P29-Wracktauchen auf Malta: das zugängliche Patrouillenboot in

Detaillierter Guide zum Tauchen am P29-Patrouillenboot-Wrack in Mellieħa Bay, Malta. Tiefe, Zugang, Meerestierwelt, beste Saison und Buchungstipps

Warum das P29 der perfekte erste Wracktauchgang ist

Wracktauchen spricht fast jeden Taucher an, aber viele der großen Wracks der Welt haben erhebliche Zertifizierungsbarrieren — tiefe Profile, Penetrationsgefahren, schlechte Sichtweite oder anspruchsvolle Bedingungen. Das P29 in Mellieħa Bay ist die Ausnahme. 2007 speziell versenkt, um eine zugängliche Tauchattraktion zu schaffen, steht es aufrecht auf einem leicht abfallenden Sandgrund, mit dem Brückendeck bei 15 m und dem Kiel bei 35 m. Der Oberbereich ist für Open-Water-Taucher unter Aufsicht erreichbar, und das vollständige Wrackprofil eignet sich bequem für Advanced-Open-Water-Taucher — eines der vielseitigsten Wracks im Mittelmeer.

Das Ergebnis ist ein Wrack, das für einen erstmaligen Wracktaucher bei einem Discover-Scuba-Aufbautauchgang und für einen Tec-Taucher, der am selben Morgen nach einem tiefen zweiten Tank sucht, funktioniert. Es ist das zuverlässigste betauchbare große Wrack auf Maltas Hauptinsel.

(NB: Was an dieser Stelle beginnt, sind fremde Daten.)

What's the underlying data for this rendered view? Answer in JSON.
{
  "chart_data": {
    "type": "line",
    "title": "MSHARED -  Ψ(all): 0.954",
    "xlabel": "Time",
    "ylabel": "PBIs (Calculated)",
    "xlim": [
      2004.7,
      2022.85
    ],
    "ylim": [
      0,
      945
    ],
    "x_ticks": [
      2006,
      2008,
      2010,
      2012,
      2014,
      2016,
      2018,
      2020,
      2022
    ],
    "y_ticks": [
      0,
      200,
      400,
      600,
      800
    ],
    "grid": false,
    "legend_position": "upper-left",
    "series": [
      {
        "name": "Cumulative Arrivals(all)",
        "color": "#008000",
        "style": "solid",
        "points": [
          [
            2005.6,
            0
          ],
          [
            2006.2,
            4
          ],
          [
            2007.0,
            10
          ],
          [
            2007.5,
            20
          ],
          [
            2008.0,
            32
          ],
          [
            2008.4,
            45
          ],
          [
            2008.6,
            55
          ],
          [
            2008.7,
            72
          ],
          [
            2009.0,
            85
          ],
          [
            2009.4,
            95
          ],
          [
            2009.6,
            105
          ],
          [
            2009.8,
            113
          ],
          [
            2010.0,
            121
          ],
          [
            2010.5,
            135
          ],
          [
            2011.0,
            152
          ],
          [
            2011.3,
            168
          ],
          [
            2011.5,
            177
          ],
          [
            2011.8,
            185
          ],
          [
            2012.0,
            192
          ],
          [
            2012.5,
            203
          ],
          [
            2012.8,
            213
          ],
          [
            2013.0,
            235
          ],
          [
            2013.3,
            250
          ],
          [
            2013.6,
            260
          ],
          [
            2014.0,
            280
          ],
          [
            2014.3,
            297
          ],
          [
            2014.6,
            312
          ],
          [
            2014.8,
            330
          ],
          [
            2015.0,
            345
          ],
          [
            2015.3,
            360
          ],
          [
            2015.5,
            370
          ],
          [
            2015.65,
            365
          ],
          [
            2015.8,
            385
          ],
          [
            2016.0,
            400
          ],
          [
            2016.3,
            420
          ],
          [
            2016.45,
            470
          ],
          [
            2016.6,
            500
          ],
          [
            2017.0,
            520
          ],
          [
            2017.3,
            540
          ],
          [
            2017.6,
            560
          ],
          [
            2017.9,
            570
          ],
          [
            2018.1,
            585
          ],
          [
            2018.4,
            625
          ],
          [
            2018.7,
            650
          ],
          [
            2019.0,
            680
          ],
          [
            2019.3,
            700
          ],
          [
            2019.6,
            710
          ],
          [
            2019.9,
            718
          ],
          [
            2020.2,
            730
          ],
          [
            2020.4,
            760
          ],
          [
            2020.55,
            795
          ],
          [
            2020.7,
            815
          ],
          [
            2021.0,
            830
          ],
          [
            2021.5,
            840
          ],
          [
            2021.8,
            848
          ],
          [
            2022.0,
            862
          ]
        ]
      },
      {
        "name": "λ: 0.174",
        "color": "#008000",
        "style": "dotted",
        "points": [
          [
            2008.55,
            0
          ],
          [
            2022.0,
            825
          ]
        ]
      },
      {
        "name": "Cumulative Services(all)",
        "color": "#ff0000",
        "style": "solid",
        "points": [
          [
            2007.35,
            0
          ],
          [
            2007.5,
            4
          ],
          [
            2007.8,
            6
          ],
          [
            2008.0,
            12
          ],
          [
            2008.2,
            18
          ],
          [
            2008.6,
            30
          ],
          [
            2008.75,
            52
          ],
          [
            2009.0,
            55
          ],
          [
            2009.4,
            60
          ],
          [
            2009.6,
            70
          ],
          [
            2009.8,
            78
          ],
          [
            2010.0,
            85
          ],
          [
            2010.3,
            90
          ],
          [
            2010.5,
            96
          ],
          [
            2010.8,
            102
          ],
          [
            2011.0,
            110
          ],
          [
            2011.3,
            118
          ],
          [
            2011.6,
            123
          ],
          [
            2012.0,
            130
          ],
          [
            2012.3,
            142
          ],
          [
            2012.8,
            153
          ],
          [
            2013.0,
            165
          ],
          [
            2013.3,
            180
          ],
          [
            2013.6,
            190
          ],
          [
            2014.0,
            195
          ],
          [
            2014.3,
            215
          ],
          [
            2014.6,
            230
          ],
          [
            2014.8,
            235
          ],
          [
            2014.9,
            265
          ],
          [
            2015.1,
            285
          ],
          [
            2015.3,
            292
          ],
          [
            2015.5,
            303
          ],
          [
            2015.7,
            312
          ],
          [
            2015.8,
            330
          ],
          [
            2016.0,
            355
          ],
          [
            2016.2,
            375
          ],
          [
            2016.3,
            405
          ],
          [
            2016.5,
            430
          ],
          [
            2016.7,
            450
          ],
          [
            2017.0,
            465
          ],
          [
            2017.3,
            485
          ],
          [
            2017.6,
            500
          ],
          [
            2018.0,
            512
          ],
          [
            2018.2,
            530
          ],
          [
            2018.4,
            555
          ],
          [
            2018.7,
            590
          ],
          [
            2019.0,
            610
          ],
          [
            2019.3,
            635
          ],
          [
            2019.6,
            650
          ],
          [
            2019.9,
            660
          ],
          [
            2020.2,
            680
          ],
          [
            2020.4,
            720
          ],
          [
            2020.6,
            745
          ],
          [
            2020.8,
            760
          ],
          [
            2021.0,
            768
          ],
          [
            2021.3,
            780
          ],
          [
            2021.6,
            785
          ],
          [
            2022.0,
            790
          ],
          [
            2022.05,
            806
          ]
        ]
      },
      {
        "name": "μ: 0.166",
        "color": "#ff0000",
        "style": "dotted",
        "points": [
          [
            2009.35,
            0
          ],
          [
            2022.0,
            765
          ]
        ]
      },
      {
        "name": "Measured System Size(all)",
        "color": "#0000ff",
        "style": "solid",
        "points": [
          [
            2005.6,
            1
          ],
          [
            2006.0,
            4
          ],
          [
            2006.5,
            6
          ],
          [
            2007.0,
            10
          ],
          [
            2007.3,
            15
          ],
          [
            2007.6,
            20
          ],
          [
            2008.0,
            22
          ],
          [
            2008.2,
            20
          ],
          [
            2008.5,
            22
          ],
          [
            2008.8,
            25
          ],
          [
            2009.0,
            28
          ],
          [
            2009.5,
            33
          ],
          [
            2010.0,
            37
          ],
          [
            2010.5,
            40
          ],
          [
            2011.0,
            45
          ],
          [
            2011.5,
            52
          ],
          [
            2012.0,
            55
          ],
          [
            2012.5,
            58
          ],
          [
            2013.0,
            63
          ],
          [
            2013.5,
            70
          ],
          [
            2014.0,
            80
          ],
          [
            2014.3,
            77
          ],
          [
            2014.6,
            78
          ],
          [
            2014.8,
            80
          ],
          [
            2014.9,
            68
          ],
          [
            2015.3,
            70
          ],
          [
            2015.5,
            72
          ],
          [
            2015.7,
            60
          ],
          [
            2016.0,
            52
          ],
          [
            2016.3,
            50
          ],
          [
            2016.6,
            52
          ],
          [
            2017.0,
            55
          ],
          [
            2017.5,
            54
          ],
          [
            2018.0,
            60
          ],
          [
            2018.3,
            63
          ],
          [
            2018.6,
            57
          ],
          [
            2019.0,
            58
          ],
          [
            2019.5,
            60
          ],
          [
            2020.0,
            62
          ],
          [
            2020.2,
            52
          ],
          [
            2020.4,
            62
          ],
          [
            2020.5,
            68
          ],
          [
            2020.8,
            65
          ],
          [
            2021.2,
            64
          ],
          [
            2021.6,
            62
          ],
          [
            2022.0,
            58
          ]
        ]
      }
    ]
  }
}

Die Geschichte des Schiffs

Das P29 ist eines von zwei Bremse-Klasse-Patrouillenbooten, die in den Streitkräften Maltas gedient haben. In Deutschland in den 1960er Jahren gebaut, wurden P29 und das Schwesterschiff P31 vier Jahrzehnte lang für Küstenpatrouille und Rettungsoperationen rund um den maltesischen Archipel eingesetzt. Als beide Schiffe Anfang der 2000er außer Dienst gestellt wurden, stimmte die maltesische Regierung zu, sie als künstliche Riffe und Tauchtattraktionen zu versenken.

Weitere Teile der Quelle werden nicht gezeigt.